Perpetual futures have grown into a market capable of clearing $86 trillion in annual volume on centralized exchanges alone, sparking the interest of South Korea’s top bourse operator.
Korea Exchange (KRX) Chairman Jeong Eun-bo announced that the exchange will pursue digital asset derivatives products and transform the port city of Busan into a global hub for crypto-linked futures trading.
During a ceremony marking the 30th anniversary of South Korea’s derivatives market, held at the Lotte Hotel in Busan, the Korea Exchange’s (KRX) Chairman Jeong Eun-bo told attendees that the exchange would “actively push the introduction of virtual asset-related derivatives.”
He added that the exchange plans to attract international conferences and pursue partnerships with local universities to develop financial talent in the region.
The Korea Exchange chairman explained that the new venture is a natural next step after 30 years of running derivatives trading. South Korea’s derivatives market started in May 1996 with KOSPI 200 futures, and it has expanded to now include stock indexes, individual stocks, currencies, and government bonds.
Average daily trading value recently hit a record of 83 trillion won (about $60 billion).
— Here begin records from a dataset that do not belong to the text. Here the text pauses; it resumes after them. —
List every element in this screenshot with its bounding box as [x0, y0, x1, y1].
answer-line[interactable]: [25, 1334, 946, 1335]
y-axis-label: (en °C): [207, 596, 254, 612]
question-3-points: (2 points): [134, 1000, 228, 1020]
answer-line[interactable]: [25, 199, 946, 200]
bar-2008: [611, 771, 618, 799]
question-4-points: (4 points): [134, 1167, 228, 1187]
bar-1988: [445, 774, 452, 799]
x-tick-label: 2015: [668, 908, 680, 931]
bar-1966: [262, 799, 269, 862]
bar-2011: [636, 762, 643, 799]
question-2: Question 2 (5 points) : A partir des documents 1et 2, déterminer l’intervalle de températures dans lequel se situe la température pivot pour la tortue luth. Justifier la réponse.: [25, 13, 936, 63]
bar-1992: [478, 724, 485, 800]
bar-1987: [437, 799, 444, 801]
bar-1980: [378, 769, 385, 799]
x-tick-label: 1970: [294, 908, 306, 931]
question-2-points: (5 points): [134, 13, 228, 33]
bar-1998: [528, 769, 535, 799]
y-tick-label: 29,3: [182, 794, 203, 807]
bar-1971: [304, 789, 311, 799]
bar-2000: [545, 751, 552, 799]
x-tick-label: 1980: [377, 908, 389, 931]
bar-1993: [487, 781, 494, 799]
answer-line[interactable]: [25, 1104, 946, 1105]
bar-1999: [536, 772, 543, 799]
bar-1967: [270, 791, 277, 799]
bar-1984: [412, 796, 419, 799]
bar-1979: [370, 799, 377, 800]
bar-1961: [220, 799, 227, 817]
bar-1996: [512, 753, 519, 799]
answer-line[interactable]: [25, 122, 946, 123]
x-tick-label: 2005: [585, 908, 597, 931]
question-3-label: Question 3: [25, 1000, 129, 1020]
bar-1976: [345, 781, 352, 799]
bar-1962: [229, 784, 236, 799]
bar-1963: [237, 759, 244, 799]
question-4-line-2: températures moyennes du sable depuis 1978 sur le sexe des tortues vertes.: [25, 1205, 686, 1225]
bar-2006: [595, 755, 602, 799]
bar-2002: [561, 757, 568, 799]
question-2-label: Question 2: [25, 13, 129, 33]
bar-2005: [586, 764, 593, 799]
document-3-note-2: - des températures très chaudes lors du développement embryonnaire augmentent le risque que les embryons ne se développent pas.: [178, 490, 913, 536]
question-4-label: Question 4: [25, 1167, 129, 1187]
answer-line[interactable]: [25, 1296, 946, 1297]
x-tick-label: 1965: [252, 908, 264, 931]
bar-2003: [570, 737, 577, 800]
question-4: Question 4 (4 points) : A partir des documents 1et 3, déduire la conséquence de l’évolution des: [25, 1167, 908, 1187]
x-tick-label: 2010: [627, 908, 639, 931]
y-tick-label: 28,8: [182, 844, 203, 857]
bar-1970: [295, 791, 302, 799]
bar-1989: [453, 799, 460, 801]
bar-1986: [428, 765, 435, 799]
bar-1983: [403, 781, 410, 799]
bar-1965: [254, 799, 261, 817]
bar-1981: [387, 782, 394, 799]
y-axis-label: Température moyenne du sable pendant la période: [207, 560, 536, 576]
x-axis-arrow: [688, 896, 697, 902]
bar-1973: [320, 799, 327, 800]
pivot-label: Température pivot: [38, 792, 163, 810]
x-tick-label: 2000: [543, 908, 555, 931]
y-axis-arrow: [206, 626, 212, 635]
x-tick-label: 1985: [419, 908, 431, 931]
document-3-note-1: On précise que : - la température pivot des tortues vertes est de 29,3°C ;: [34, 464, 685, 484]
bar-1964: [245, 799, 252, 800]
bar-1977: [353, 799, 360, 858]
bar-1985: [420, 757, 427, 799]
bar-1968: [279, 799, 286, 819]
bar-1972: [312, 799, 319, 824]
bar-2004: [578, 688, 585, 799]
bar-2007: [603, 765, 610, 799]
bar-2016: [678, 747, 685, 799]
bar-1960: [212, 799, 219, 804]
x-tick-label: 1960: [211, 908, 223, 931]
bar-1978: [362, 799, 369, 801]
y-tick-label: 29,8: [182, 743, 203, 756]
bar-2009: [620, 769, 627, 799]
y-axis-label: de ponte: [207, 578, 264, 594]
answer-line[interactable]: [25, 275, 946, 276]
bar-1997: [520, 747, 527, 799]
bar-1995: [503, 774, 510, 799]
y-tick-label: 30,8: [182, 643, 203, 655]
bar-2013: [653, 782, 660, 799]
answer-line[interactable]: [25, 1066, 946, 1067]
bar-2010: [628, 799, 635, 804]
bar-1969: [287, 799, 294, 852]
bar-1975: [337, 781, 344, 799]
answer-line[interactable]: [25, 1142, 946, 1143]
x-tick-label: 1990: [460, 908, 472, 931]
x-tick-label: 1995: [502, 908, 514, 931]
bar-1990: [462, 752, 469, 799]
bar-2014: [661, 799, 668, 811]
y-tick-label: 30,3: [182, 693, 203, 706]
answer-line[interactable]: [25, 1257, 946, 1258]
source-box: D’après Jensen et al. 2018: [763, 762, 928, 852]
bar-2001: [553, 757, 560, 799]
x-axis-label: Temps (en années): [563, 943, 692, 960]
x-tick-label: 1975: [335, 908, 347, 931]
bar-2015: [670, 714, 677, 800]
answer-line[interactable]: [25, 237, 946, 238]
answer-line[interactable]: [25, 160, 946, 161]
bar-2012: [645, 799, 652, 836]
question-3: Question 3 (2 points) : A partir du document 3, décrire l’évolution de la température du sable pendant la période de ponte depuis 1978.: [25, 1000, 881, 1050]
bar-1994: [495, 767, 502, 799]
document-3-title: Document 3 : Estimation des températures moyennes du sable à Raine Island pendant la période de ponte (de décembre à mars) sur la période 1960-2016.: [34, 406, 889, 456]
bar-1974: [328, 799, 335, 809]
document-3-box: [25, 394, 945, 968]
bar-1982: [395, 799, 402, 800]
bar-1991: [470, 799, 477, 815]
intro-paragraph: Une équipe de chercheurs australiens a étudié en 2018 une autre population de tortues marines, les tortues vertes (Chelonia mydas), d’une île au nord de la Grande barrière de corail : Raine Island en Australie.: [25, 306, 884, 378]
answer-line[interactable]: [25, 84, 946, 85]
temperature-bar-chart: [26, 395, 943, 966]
The exchange also launched after-hours trading last year so global investors can trade at any time.
The regulatory frameworks for digital assets in South Korea are still being written. A bill applying foreign exchange regulations to crypto exchanges recently passed the National Assembly’s Legislation and Judiciary Committee. It will only take a full floor vote before it becomes law.
The legislation would establish monitoring frameworks for cross-border digital asset transactions and define new categories of crypto transfer businesses.
Beyond KRX, traditional finance companies like CME Group are also joining the derivatives market. As Cryptopolitan reported, CME Group announced plans to launch Bitcoin volatility futures on June 1, pending regulatory approval.
The product would allow traders to protect themselves against volatility in Bitcoin’s price without taking a directional bet. Giovanni Vicioso, CME’s global head of crypto products, said in a statement that the futures offer “a critical new layer of risk management.” CME is also set to expand its crypto trading hours to 24/7 starting May 29.
Cboe Global Markets introduced “continuous futures” for Bitcoin and Ethereum late last year. The products feature a 10-year lifecycle and daily cash adjustments. Rob Hocking, Cboe’s global head of derivatives, said at the time that the offering was targeted at a part of the market that U.S. regulators had little oversight over.
Centralized crypto exchanges cleared $86.2 trillion in perpetual futures volume last year while decentralized platforms handled roughly $6.7 trillion, up 346% year-over-year. In just the last 30 days alone, decentralized perpetual platforms added another $563 billion in volume.
According to DeFiLlama, on-chain perps volume was over $21 billion over the past day.

However, a nine-country study by Tiger Research found that traditional financial institutions are entering the market through familiar products like Bitcoin spot ETFs, and customers may follow, unfortunately for standalone crypto exchanges.
In South Korea, securities giant Mirae Asset is close to completing a takeover of Korbit, the country’s oldest Bitcoin exchange.
Up to 16 million South Koreans have traded crypto on domestic platforms, but average daily volumes and Korean won deposits have been falling. The country has just five licensed crypto exchanges, all of which started as tech startups.
At Consensus 2026 in Miami, panelists from Galaxy and FalconX argued that the line separating crypto derivatives from traditional finance has already dissolved. Mike Harvey, head of franchise trading at Galaxy, predicted that “within the next two or three years, the volume of offshore traded equity perps will be greater than crypto perps.”